BTW, the main problem with using the mirrors it just that you have a rather large blind spot. Or at least, that’s what I was taught in driver’s ed.
Since I haven’t driven recently, my only experience is as the passenger. The most annoying thing I do is probably putting down both visors and forgetting to pull the side one up when someone is turning. It’s odd, but I find that not being able to see anything but the road makes me less carsick and/or headache prone.
almost apropos of nothing but once, when on a holiday in Australia, driving through the outback I pointed out of the window and exclaimed “ostriches!”
My wife immediately looked out of the window and* up into the sky * and said “where?” in a confused tone.
Her excuse for this when I gently (mercilessly) teased (bullied) her later (and for the rest of the holiday) was that
a) she was driving and so concentrating on the road
b) because of a) she thought I said “ospreys”
c) this explained the look into the heavens and confused tone
I’m not married, but I do regularly drive with my housemate as passenger. She does not drive, and her family rarely went any distance in the car either, hence she has no concept whatever of not distracting the driver unnecessarily. Among her more ‘endearing’ habits is a theatrical ear splitting screech that she claims is a yawn, which is somewhat startling when performed without warning, less than two feet from your ear while you’re driving.
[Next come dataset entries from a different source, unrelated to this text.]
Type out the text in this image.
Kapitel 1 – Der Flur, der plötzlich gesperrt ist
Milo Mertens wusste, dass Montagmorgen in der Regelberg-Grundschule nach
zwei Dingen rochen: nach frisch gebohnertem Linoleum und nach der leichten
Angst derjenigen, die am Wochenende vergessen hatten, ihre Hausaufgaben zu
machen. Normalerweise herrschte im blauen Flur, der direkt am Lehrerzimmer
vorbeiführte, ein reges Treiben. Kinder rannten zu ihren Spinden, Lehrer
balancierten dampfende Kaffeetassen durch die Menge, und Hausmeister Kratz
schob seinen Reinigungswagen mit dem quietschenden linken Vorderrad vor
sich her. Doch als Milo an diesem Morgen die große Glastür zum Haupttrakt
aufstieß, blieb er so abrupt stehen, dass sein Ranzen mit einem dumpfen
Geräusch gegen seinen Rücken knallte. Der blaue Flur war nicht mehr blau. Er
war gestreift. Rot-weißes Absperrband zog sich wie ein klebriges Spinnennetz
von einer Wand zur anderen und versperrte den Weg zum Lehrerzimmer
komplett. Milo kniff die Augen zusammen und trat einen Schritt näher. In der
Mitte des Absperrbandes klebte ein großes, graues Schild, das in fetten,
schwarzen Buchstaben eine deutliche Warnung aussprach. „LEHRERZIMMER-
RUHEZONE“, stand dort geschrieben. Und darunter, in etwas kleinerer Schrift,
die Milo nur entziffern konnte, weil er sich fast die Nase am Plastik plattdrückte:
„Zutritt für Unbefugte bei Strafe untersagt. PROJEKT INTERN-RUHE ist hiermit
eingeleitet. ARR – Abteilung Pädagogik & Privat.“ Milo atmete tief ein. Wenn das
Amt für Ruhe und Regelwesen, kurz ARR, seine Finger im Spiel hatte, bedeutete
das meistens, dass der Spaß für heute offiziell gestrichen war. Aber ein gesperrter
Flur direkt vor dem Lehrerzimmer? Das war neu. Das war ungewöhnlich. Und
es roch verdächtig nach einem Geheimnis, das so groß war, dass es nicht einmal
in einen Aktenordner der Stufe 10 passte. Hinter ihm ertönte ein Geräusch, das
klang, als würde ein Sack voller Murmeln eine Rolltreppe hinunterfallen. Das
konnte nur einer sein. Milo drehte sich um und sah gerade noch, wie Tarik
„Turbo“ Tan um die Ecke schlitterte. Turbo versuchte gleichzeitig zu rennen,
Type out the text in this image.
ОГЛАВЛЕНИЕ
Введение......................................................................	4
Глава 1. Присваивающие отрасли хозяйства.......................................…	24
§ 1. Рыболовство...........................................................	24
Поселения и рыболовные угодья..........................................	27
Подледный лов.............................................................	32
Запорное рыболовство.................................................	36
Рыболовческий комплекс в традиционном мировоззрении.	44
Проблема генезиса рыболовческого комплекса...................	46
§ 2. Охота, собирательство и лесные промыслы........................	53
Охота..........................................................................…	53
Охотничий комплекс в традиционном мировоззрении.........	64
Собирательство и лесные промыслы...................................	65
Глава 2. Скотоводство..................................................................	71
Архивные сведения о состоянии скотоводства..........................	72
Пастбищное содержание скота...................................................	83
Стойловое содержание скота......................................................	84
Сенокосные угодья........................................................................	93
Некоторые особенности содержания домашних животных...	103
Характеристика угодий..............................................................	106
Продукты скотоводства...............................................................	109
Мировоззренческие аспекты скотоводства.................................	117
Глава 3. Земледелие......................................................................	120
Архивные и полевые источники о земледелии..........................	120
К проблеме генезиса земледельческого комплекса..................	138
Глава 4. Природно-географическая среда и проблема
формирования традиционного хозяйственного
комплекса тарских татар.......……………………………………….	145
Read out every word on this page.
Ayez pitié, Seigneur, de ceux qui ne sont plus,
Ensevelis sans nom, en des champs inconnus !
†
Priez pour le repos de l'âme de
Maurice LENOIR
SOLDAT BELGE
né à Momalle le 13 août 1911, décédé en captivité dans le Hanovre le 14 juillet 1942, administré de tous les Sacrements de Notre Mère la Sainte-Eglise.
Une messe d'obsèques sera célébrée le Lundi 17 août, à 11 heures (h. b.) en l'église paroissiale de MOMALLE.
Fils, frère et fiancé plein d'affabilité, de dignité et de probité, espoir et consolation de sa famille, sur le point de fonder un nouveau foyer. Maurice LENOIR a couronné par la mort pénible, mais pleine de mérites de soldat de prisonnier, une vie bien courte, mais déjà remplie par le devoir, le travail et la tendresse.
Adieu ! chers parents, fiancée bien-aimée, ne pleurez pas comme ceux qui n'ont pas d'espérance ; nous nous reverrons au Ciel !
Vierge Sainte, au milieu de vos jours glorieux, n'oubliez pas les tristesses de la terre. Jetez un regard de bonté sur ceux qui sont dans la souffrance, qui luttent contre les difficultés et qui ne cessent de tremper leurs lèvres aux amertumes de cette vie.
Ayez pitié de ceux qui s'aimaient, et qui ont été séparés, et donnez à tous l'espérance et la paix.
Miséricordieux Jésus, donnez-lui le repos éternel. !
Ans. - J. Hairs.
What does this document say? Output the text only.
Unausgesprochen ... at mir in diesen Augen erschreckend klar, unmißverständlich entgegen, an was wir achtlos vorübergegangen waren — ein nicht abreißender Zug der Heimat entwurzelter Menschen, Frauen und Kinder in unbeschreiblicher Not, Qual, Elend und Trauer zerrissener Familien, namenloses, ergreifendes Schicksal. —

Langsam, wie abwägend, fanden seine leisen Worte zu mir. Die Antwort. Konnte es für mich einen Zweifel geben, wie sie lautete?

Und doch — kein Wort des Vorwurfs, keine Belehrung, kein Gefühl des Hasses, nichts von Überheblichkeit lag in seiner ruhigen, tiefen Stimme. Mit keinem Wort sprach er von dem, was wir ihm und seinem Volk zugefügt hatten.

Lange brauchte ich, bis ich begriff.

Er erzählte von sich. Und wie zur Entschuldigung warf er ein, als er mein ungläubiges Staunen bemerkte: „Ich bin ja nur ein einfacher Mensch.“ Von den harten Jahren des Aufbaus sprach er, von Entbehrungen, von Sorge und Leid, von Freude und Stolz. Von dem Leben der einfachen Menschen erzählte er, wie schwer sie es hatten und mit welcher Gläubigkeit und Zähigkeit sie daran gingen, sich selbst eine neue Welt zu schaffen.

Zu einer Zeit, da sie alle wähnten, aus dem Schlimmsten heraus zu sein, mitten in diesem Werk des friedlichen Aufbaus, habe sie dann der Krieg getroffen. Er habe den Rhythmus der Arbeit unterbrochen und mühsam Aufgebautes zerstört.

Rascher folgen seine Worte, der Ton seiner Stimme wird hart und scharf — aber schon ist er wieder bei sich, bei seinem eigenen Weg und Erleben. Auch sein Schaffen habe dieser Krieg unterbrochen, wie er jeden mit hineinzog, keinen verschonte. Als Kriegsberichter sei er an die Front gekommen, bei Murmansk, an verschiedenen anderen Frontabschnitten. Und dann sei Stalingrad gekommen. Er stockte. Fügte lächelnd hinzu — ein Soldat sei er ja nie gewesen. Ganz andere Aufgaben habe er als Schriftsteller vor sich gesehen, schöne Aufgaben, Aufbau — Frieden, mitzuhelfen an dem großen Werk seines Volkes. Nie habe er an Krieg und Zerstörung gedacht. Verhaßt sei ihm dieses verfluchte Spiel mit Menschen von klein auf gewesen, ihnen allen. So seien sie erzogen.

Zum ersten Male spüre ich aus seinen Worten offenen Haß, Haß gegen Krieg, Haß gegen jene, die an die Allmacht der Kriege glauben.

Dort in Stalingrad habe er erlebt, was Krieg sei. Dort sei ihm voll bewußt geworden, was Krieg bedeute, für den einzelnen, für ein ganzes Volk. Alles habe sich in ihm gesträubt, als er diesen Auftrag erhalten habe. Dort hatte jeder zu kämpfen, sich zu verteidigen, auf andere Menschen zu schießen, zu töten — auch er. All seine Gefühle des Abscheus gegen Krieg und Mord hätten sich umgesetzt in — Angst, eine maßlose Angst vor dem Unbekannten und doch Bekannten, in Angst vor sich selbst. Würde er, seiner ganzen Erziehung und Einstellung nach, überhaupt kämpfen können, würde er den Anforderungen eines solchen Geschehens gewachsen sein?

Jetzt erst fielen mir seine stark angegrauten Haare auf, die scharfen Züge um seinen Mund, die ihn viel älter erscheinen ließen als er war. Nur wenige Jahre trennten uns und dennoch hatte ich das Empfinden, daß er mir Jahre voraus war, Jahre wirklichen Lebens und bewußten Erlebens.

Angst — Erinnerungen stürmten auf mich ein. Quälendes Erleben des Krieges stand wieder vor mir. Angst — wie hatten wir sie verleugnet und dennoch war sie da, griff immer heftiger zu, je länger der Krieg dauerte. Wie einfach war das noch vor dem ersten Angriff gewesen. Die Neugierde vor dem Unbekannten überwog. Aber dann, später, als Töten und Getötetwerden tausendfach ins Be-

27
Possibly her best one though was when we were going to a festival; I’d been driving about 5 hours and we’d hit rush hour on a big, completely unfamiliar roundabout, several lanes, high speed, heaving with traffic and I wasn’t sure which was the right turning. She chose this time to suddenly reach across my body and try and yank me round by the shoulder, yelling ‘Look!’
(Hijack: A friend was driving when his wife, in the passenger seat, saw a bunch of deer in a field, which was enclosed by a maybe 5-foot-high fence. She exclaimed about the “deer farm” and he almost laughed them off the road before explaining to her about how a fence that short won’t keep deer in, and they were almost certainly looking for food.)
We were in an area that has/had a feral population and I saw big walky-birdy things on the horizon.
To be fair, they could have been emus but in any case they were unlikely to be aloft.
I kinda quoted the wrong part so I messed up the funny. Ostriches can’t fly, so one would not expect to see them in the sky. The TV comedy series WKRP in Cincinatti had an episode of domestic turkeys being thrown from a helicopter above a local mall, “hitting the pavement like bags of wet cement”. Perhaps one of the funniest TV moments in history.